It draws attention to the potential damage and misunderstanding perpetuated by influential people such as children's author, Michael Rosen, and literacy organisations such as the United Kingdom Literacy Association (UKLA):
Reading for pleasure: A reader replies to Michael Rosen
December 28, 2015
Back in July I wrote this post on how we might encourage children to read for pleasure to which children’s author Michael Rosen left a long & detailed comment critiquing my ideas. The comment included this statement:
When children are deemed to be ‘not reading’ i.e. being unable to pass the Phonics Screening Check, some teachers are being asked to do more of the same, rather than do anything different, nor to investigate whether there are multiple reasons for a) not passing the phonics screening check or b) finding out whether some children can read pretty well but fail the PSC anyway. Indeed, there is now some evidence to suggest (UKLA) that ironically some ‘middle class’ children how have learned to read at home with their parents using a variety of methods find the PSC confusing. Some have been observed ‘correcting’ the nonsense words, e.g. ‘strom’ to ‘storm’. So they do not pass.
A few weeks ago, another correspondent, Jacqui Moller-Butcher left what I thought was a very interesting and thoughtful response to the point above and has kindly agreed to my request to post her reply as a separate post. Here it is.

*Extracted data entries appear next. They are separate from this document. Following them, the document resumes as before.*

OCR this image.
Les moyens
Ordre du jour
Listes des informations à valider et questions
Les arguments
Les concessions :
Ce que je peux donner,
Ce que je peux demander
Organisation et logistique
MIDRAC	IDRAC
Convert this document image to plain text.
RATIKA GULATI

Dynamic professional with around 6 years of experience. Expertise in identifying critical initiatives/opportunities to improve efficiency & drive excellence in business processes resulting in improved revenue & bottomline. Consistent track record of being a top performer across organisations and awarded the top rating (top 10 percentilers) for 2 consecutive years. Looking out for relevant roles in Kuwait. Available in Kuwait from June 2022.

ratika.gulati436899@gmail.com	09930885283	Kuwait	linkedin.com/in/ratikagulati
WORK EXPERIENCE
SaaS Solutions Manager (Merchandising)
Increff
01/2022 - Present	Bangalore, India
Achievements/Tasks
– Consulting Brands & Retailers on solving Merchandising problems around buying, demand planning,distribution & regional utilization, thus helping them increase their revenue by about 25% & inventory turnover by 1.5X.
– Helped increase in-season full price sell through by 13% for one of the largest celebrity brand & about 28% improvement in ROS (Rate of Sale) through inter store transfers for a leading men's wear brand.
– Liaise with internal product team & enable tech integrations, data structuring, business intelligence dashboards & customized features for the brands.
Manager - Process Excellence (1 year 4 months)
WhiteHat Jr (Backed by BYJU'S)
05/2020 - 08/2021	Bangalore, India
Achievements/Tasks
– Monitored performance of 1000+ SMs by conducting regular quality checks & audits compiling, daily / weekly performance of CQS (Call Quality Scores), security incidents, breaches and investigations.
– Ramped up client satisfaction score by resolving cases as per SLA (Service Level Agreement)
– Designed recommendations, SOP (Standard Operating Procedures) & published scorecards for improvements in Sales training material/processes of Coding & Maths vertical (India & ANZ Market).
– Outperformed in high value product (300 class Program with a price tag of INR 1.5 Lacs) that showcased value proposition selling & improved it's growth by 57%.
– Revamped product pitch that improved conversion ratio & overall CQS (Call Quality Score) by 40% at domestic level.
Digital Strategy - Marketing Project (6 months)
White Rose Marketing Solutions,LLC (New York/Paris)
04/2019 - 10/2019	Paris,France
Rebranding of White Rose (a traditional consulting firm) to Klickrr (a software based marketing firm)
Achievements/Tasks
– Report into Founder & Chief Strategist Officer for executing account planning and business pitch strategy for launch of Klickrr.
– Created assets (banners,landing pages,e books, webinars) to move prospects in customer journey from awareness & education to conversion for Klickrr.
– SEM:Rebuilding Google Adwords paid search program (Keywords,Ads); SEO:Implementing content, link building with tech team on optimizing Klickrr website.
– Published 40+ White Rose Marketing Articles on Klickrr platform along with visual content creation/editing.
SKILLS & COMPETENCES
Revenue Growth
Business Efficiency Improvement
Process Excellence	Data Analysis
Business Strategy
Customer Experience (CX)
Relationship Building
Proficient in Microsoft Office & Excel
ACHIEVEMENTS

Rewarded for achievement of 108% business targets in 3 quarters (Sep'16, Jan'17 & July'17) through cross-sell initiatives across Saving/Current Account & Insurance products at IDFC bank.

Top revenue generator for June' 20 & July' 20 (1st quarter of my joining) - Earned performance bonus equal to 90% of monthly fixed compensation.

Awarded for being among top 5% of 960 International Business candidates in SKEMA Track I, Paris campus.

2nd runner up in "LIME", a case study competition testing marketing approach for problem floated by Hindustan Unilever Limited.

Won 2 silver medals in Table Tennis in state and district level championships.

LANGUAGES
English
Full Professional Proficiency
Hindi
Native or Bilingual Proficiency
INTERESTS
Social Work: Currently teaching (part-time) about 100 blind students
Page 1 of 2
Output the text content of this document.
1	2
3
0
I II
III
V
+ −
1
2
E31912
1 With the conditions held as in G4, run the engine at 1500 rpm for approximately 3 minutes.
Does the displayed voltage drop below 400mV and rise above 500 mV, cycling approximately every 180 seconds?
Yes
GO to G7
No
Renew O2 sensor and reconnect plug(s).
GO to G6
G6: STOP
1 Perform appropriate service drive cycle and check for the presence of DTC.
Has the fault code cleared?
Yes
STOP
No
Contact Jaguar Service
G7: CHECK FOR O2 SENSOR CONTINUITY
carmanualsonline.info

I urge you to read Jacqui Moller-Butcher's excellent response - no wonder David Didau decided to highlight this development! See here:
Some of the readers' comments are very telling. Note that despite the Rose Report in 2006 and subsequent government guidance promoting Systematic Synthetic Phonics with NO multi-cueing guessing strategies (that is, guessing unknown words from word shape, initial letters, picture cues and context), multi-cueing strategies DO prevail but increasingly teachers of older children are beginning to understand (or already understand) that damage is caused by teaching or promoting multi-cueing - or allowing children to default to guessing in place of effective and accurate decoding.
England is in the fortunate situation of successive governments getting on board with the need for Systematic Synthetic Phonics teaching with no multi-cueing - but sadly the 'message' to teachers has been a mixed one because at the same time as SSP was promoted, so was the multi-cueing reading strategies intervention programme, Reading Recovery. Different influential people in government allowed this contradiction to take place - and there has been much criticism of this - including, for example, the findings of the Science and Technology select committee in 2009.